The introduction has always been somewhat of a mysterious beast for me; it takes its time in deciding when it’s going to be written, and often comes not all at once, but in bursts. I’ve found that if I keep tabs on how inspired I’m feeling to write it, I can usually recognize when is the best time. For a study of this magnitude, the introduction must be a clean and concise rendering of the dozens of pages that follow; capturing that is no easy task. I expect that the rest will come most naturally in pieces, as I continue to flesh out my outline into a formal paper.
Since this independent study has involved specific parameters of research, my mentor T. Olga and I decided that it was best to include a materials and methods section, to clarify why I’d chosen the line of research that I did.

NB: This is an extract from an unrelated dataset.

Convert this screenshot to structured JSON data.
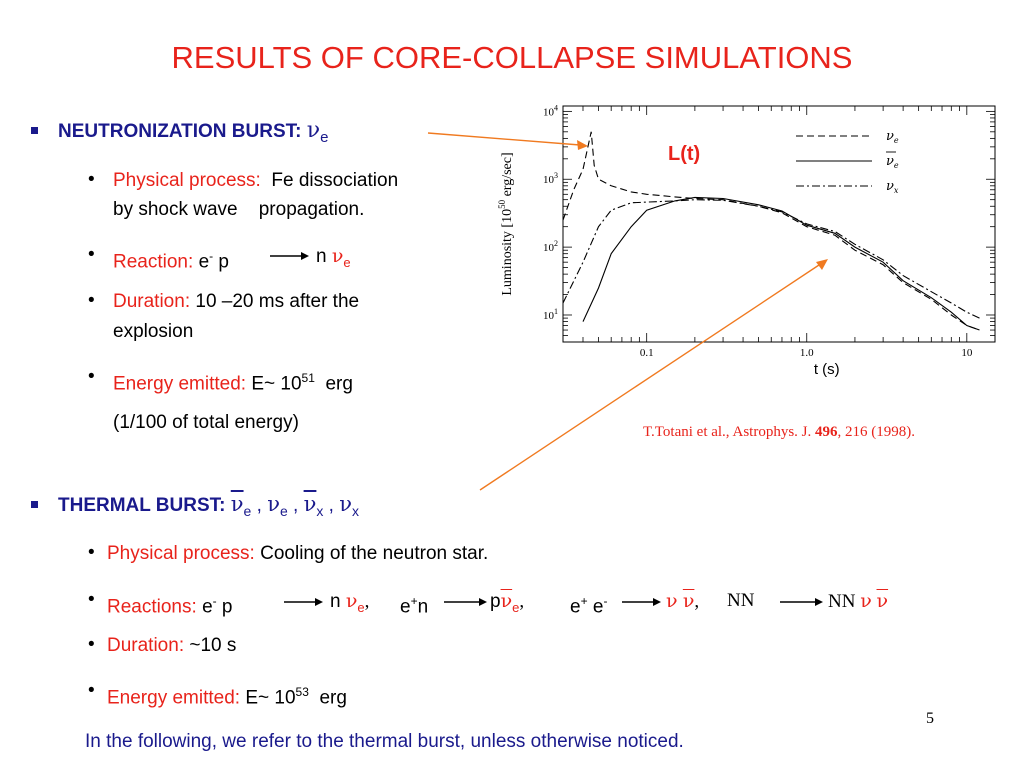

I arranged the section similarly to how my paper is itself ordered: history first, media coverage, and the discussion of the two that involved my own original theory. For each section, I provided an overview of the literature I pulled from as my primary sources, and in the case of the primary documents from the New York Times‘ historical archive, I explicated the exact search parameters I used.
All of this detail is in the service of anchoring my research and sources in my primary research question. Like the ‘so what’, every paper needs one, otherwise it means nothing.
Here is my question:
How and why did the New York Times participate in the framing of the Six Days’ War that endorsed the foreign policy goals of American policymakers?
This question has much to unpack; the question encapsulates two broad themes: the goals of American policymakers — which are based on history relevant to the region and the event — and the New York Times’ framing of the Six Days’ War — based directly on the primary source articles I have obtained. Beyond this, ‘how’ and ‘why’ are naturally open-ended, and the ultimate goal of my study is to answer them using my own theoretical framework.
I’m satisfied with where I am right now — for the foreseeable future, I’ll be continuing to translate my outline into a first draft, while monitoring the cohesiveness of my argument and the flow of my paper.